# NER Model

In [5]:
from gensim.models import KeyedVectors
from nltk.corpus.reader.conll import ConllCorpusReader
import re
from math import floor
import numpy as np
import sys
import pandas as pd
import itertools
import matplotlib.pyplot as plt
from keras.layers.recurrent import LSTM
from keras.models import Sequential, Model, load_model
from keras.layers import Dense, Bidirectional, Flatten, Dropout, TimeDistributed
from keras.wrappers.scikit_learn import KerasClassifier
from keras.layers.normalization import BatchNormalization
from keras.utils import to_categorical
import keras.backend as K
from keras_contrib.layers import CRF
from sklearn.model_selection import KFold, StratifiedKFold, cross_val_score, train_test_split
from sklearn.metrics import confusion_matrix, f1_score, precision_score, recall_score

In [6]:
max_length = 70
num_featuers = 300

In [2]:
def get_padded_sentence_features(sentences, num_features, max_length, wv):
    features = np.empty((0, max_length, num_features))
    for i in range(len(sentences)):
        if i % 100 == 0:
            print("Processed", i, "of", len(sentences))
        sent = sentences[i]
        new_sent = []
        for j in range(max_length):
            if 0 <= j < len(sent):
                this_word = sent[j]
                if this_word in wv.vocab:
                    new_sent.append(wv.get_vector(this_word))
                elif this_word == '':
                    new_sent.append(np.zeros(num_features))
                else:
                    new_sent.append(np.random.uniform(-0.25,0.25, num_features))  # random vector for unknown
            else:
                new_sent.append(np.zeros(num_features))
                sent_labels = np.append(sent_labels, 'O')

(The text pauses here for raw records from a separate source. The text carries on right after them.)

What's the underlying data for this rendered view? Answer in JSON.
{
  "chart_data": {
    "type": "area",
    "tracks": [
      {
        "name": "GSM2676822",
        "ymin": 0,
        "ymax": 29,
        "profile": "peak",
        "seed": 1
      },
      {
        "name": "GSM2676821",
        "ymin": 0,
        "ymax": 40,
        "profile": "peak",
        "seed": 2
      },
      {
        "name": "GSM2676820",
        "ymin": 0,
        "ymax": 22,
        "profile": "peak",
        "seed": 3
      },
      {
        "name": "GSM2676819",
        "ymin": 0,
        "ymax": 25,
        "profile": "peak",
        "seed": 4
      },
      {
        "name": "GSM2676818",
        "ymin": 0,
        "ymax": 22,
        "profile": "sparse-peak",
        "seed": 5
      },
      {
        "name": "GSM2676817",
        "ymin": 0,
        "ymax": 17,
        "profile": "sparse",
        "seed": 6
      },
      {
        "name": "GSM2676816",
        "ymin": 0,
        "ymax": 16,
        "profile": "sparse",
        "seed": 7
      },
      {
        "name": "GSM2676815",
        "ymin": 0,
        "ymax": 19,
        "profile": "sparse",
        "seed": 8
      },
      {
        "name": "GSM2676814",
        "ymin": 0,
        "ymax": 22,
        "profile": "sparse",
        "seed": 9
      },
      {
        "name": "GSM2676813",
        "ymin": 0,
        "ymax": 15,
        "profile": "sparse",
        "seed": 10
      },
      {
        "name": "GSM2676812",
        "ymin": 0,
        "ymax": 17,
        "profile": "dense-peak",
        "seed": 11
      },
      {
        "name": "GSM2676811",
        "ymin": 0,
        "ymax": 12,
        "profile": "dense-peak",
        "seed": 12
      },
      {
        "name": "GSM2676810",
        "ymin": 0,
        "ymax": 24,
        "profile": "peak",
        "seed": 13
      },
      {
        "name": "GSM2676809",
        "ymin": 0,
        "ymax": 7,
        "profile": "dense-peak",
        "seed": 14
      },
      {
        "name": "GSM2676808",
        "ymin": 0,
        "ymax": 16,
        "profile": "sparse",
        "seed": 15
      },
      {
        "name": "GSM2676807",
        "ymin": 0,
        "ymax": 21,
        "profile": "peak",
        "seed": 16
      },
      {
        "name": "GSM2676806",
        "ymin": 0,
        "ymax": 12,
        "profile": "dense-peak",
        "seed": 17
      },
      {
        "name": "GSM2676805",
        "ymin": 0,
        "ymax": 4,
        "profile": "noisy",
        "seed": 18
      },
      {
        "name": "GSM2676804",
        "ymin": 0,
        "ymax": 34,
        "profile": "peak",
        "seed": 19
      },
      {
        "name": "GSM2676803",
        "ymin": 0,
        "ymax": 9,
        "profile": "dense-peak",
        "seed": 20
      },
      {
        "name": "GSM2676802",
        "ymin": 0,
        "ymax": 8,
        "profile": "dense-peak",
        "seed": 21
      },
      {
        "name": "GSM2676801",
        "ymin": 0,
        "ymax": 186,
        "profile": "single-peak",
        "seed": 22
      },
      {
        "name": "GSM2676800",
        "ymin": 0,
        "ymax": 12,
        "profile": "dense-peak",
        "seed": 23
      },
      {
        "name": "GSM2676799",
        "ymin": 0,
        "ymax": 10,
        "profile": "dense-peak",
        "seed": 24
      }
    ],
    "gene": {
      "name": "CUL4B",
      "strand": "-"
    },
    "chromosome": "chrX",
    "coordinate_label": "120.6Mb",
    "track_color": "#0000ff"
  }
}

        feature_stack = np.dstack([[new_sent]])
        features = np.vstack([features, feature_stack])
        
    return features

In [3]:
nums_regex = re.compile(r'0+')
def clean_sents(sents, max_length):
    cleaned = []
    # remove sentences shorter than 5 words
    for sent in sents:
        if len(sent) > 4 and len(sent) <= max_length:
            new_sent = []
            # clean the words
            for word in sent:
                this_word = word.lower()
                new_word = ''
                # replace numbers with 0
                for char in this_word:
                    if char.isalpha():
                        new_word = new_word + char
                    elif char.isdigit():
                        new_word = new_word + '0'
                new_word = nums_regex.sub('0', new_word)
                new_sent.append((new_word, word[1], word[2]))
            cleaned.append(new_sent)
    return cleaned

In [None]:
def arr2label(cats, labels):
    new_labels = []
    for i in range(len(cats)):
        sent_labels = []
        for j in range(len(cats[i])):
            label = np.argmax(cats[i][j])
            label = labels[label]
            new_labels.append(label)
    return new_labels


## Load the Data

In [None]:
wv = KeyedVectors.load_word2vec_format('data/wiki.multi.en.vec.txt', binary=False)

In [None]:
wv_it = KeyedVectors.load_word2vec_format('data/wiki.multi.it.vec.txt', binary=False)

In [None]:
X_en_train = np.load('data/eng.X.train.npy', mmap_mode='r')
y_en_train_label = np.load('data/eng.y.train.npy', mmap_mode='r')

In [None]:
classes = ['B-MISC', 'I-MISC', 'I-LOC', 'B-PER', 'I-PER', 'B-LOC', 'I-ORG', 'B-ORG', 'O']
encoded_classes = range(num_classes)
class2idx = {classes[enc]: enc for enc in encoded_classes}

## Load the Model

In [None]:
model = load_model('models/full_train.h5', custom_objects={'CRF': CRF})

## Test the Model

In [None]:
test_sent1 = 'The model that Steven and Tony created had never seen a sentence such as this!'
test_sent2 = 'Sai la semplicità di Messer Nicia, che benché sia dottore, egli è el più semplice e il più sciocco uomo di Firenze'
test_sent2_eng = 'You know the simplicity of Messer Nicia, that although he is a doctor, he is the simplest and the silliest man in Florence'